Any Canucks "Disappointed" after moving to the US to practice? - page 2

Please don't flame me! I am just very interested in other nurses experiences - positive and negative. I've lived in Texas for a few months now, and maybe it is the hospital I am at, but I have found... Read More

  1. by   twigloo
    Another question..can anyone tell me what a magnet hospital is?
  2. by   schroeders_piano
    Quote from gchelak
    I am still in school (35 days left!) in TX and we are taught to dilute as the IV meds book tells us. For morphine it does say you can give it undiluted or with 5ml SW or NS (which is they way most of our nurses tell us to give it through an IV push)
    SASH is for a central line not a regular peripheral IV, but of course saline, meds (diluted or not), saline as you said for a saline lock.

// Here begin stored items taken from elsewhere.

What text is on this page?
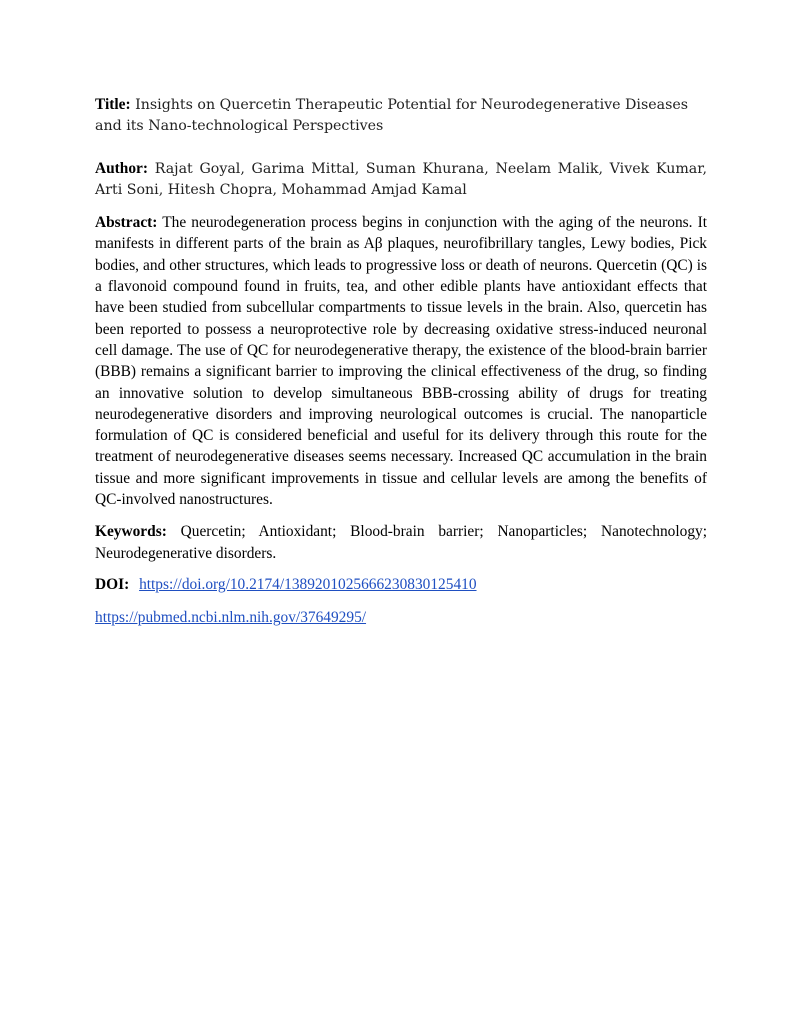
Title: Insights on Quercetin Therapeutic Potential for Neurodegenerative Diseases and its Nano-technological Perspectives

Author: Rajat Goyal, Garima Mittal, Suman Khurana, Neelam Malik, Vivek Kumar, Arti Soni, Hitesh Chopra, Mohammad Amjad Kamal

Abstract: The neurodegeneration process begins in conjunction with the aging of the neurons. It manifests in different parts of the brain as Aβ plaques, neurofibrillary tangles, Lewy bodies, Pick bodies, and other structures, which leads to progressive loss or death of neurons. Quercetin (QC) is a flavonoid compound found in fruits, tea, and other edible plants have antioxidant effects that have been studied from subcellular compartments to tissue levels in the brain. Also, quercetin has been reported to possess a neuroprotective role by decreasing oxidative stress-induced neuronal cell damage. The use of QC for neurodegenerative therapy, the existence of the blood-brain barrier (BBB) remains a significant barrier to improving the clinical effectiveness of the drug, so finding an innovative solution to develop simultaneous BBB-crossing ability of drugs for treating neurodegenerative disorders and improving neurological outcomes is crucial. The nanoparticle formulation of QC is considered beneficial and useful for its delivery through this route for the treatment of neurodegenerative diseases seems necessary. Increased QC accumulation in the brain tissue and more significant improvements in tissue and cellular levels are among the benefits of QC-involved nanostructures.

Keywords: Quercetin; Antioxidant; Blood-brain barrier; Nanoparticles; Nanotechnology; Neurodegenerative disorders.

DOI: https://doi.org/10.2174/1389201025666230830125410

https://pubmed.ncbi.nlm.nih.gov/37649295/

    SAS(H) is for any IV site, Central line or peripheral. Whether you use heparin or not is dependent upon your hospital policy. Some hospitals still have heparin locks instead of saline locks. If it is a saline lock, flush first, push your med, and then flush again with saline to push your med on through. If your hospital uses saline locks you stop there. If your hospital uses heparin locks you then push your heparin.

    Schroeder, RN
  3. by   canoehead
    I moved to the USA about 7 years ago because there were no jobs in Canada. I really enjoy the people where I live, and we have better equipment and staffing ratios. Plus the bonus of being paid for education, having a set schedule...

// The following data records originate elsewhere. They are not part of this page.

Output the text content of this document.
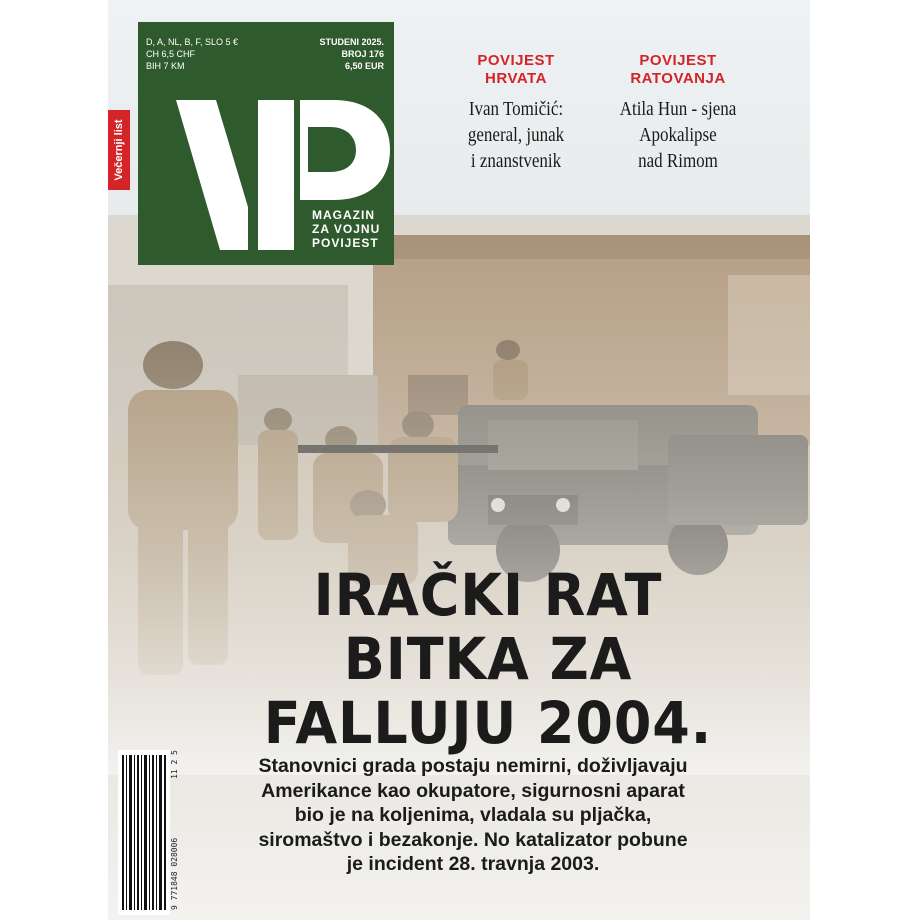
D, A, NL, B, F, SLO 5 €
CH 6,5 CHF
BIH 7 KM
STUDENI 2025.
BROJ 176
6,50 EUR
MAGAZIN
ZA VOJNU
POVIJEST
Večernji list
POVIJEST
HRVATA
Ivan Tomičić:
general, junak
i znanstvenik
POVIJEST
RATOVANJA
Atila Hun - sjena
Apokalipse
nad Rimom
IRAČKI RAT
BITKA ZA
FALLUJU 2004.
Stanovnici grada postaju nemirni, doživljavaju
Amerikance kao okupatore, sigurnosni aparat
bio je na koljenima, vladala su pljačka,
siromaštvo i bezakonje. No katalizator pobune
je incident 28. travnja 2003.
11 2 5
9 771848 028006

    But I really miss home and would go back if they would offer the same benefits. From what I hear hospitals in my home province just hire temporary positions and downsize them as soon as they can. Getting a full time permanent job is a fantasy. So let them go short...I stayed 6 years before I moved, they had their chance.
  4. by   twigloo
    Thank you for responding but you never mentioned where in the U.S. you work.
    Thanking you in advance
  5. by   twigloo
    Hi there:
    Just read all the threads about RN's disappointed after moving to the states. I will graduate in April/2006. I would like to move to Washington state, Oregon or Idaho...does anyone work in these states that could help me find the right place to practice?
  6. by   MTBanRN
    I would have to agree that when ever there are those who recognize things going wrong they always want to run in stead of trying to make a difference. Once others in the industry realize and recognize how maticulous you are and that you refuse to do things the wrong way maybe they will move over to the other side. But, it could also be the hospital as well, there are still a few good ones out there. You just need a magnifying glass to find them.
  7. by   oneLoneNurse
    Been here since 1987, bUT never wrote the NCLEX. I am thinking of relocating since I have doubts whether or not I can pass this exam. I have been into computers the last nine years. These new rules are just stupid, but nothing I can do, but try to pass the exam. Anyone else in same situation ?
  8. by   ghostcat
    OK, I am a US nurse in the process of moving to Canada.... so granted I know relatively nothing about nursing in Canada yet (not really the reason we're moving), but I want to caution everyone about the "grass is always greener" syndrome. There is a broad spectrum of healthcare and healthcare facilities in the US. One thing it has been very hard to explain to people in Canada is how US hospitals, clinics, etc... are all owned by corporations. Some are "for-profit", some are "non-profit" (ha ha!) but they are all corporations, and all hospitals are run as businesses with money as the bottom line. They all spout their "mission" and brag about how much charity care they provide, but at the end of the day the CEO makes a bonus based on how much $$'s they save the company. Often the people actually running the system are business people, not medical people, and know nothing about medicine. Our CEO made a 6 million dollar bonus this year, but we were told in December that we had to conserve office supplies because there was no more $'s in the budget this year for them, and this week we've been told there is a linen shortage, so only use what is necessary. And we are in union negotiations arguing about a 5% salary increase and better retirement benefits (ours suck!).
    There are also alot of government controls over healthcare in the US (odd to me, since the government keeps saying they don't want to manage healthcare). There is a government agency that accredits healthcare facilities (JCAHO). They think of new hoops for us to jump thorough every year, and every year hospitals spend thousands (at least) dollars modifying facilities to comply with these regulations so they can be accredited. You don't have to be accredited to operate, but..... well, you get the idea.
    Don't put too much stock in the magnet status either. Our facility got magnet status several years ago, and have been renewed. It is basically a designation that says that your hospital is an attractive place for nurses to work. Well, in our facility 90% of the nurses are dissatisfied with more than 2 aspects of their work environment, and as I said the current union negotiations are not going well. It's all politics....
    I have worked many places. I have no illusion that things will be perfect in Canada, but I worry about the people on this list who think they will move to the US and find huge salaries (I will make about the same in Canada as here), sunshine everywhere, great working conditions, supportive employers and great benefits. It is truly hit and miss. I wish some of you would stay in Canada and maybe together we could improve the things that aren't working there!